Actually, I've had second thoughts about this, from discussion with Mark
et al.

The extent to which threads share stuff is not really architecturally
visible on ARM.  It will be visible in performance terms (i.e., scheduling
two threads of the same process on threads of on CPU will give better
performance than scheduling threads of different processes), but in
architectural terms still look like fully-fledged, independent CPUs.

I don't know enough about how SMT scheduling currently works in the
kernel to know how best to describe this situation to the kernel...

Anyway, for the ARM case, there is not much architectural difference
between threads within a CPU, and CPUs in a cluster.  At both topological
levels the siblings are independent.  At both levels, there is an advantage
in scheduling related threads topologically close to each other -- though
probably more so for threads in a CPU than CPUs in a cluster.

Also, threads are independent interrupt destinations.  If we want to
put flat lists of SMT threads inside CPU nodes, then we need an
extra means of describing interrupt affinities, different from the
way this is described for CPUs and clusters.  This is definitely
complexity.  I'm not sure if there is a related benefit.

> This would reduce the topology problem to where cluster nodes should be
> defined, either in the cpus node or a separate node (ie cpu-map :-)).
> 
> > Also:
> > [2]     If other more complex CPU topographies are designed, the binding
> >         for the CPU must describe the topography
> > 
> > 
> > That's rather less helpful, but the suggestion is clear enough in that
> > such information should be in the cpu node and specific to that CPU's
> > binding.  For ARM, we can have some global extensions to the CPU node.
> > 
> > The problems start when you want to refer to clusters and groups of
> > CPUs from other nodes.  Only individual cpu nodes can be places in
> > the cpus node, so there is no node for a phandle to point at.
> > 
> > If you want to describe how other things like power, clock and
> > coherency domains map to clusters and larger entities, things could
> > get pretty awkward.
> > 
> > Keeping the topology description separate allows all topological entities
> > to appear as addressable entities in the DT; otherwise, a cryptic
> > convention is needed.
> > 
> > 
> > Hybrid approaches might be possible, putting cpu nodes into /cpus, and
> > giving them a "parent" property where appropriate pointing at the
> > relevant cluster node, which we put elsewhere in the DT.
> 
> That's what I did, with a couple of twists:
> 
> http://lists.infradead.org/pipermail/linux-arm-kernel/2012-January/080873.html
> 
> I have no preference, time to make a decision though.
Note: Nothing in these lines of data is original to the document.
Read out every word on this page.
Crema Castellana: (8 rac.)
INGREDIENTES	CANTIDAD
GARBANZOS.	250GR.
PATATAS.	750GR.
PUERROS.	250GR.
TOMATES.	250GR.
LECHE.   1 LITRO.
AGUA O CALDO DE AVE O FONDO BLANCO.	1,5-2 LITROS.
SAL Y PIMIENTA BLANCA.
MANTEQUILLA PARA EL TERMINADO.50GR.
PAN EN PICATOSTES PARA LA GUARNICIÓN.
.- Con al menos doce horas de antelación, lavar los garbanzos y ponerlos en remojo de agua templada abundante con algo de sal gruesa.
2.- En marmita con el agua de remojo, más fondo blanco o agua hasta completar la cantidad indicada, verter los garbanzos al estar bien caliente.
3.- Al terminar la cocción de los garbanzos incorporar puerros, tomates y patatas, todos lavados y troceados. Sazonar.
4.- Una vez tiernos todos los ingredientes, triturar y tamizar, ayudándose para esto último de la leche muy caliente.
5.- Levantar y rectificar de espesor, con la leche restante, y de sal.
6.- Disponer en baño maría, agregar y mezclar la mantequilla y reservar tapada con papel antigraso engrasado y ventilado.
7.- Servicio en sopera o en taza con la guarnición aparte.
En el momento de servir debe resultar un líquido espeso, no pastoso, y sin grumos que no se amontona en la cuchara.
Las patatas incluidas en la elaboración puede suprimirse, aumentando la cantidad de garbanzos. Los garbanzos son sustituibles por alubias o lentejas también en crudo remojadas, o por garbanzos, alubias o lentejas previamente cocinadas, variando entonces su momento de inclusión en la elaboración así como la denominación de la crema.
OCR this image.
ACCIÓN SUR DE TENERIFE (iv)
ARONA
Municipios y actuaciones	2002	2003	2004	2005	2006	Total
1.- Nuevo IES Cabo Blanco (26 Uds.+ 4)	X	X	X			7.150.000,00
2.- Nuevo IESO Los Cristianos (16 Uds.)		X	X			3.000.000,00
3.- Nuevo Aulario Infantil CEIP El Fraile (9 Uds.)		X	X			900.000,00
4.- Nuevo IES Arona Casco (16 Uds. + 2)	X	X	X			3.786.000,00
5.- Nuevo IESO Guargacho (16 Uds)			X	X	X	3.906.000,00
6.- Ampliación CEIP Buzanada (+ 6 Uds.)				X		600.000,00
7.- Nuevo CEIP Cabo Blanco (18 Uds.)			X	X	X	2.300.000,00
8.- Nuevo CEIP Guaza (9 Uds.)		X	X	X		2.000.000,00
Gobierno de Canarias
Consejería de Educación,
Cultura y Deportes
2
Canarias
With the arguments above, I'm not sure this is really better than the
current proposal...

> 
> > I'm not sure whether any of these approaches is an awful lot less ugly
> > or more easy to handle than what it currently proposed though.
> 
> +1
> 
> > The global binding for all ARM CPUs would specify that the topology
> > is described by /cpu-map and its associated binding.  For my
> > interpretation of [2], this is a compliant approach.  ePAPR does not
> > specify _how_ the cpu node binding achieves a description of the
> > topography, just that it must achieve it.  There's no statement to
> > say that it must not involve other nodes or bindings.
> 
> Again, I think it all boils down to deciding where cluster nodes should
> live.

If we want to be able to describe affinities and other hardware linkages,
describing the real hardware units as nodes still feels "right".
ePAPR doesn't insist upon how this is done, so we do have choice.

The older/hybrid proposals seem to require different means of describing
linkage depending on whether the target is a topological leaf or not.

I guess the question should be "what advantage is gained from describing
this stuff in the cpus node?"

Cheers
---Dave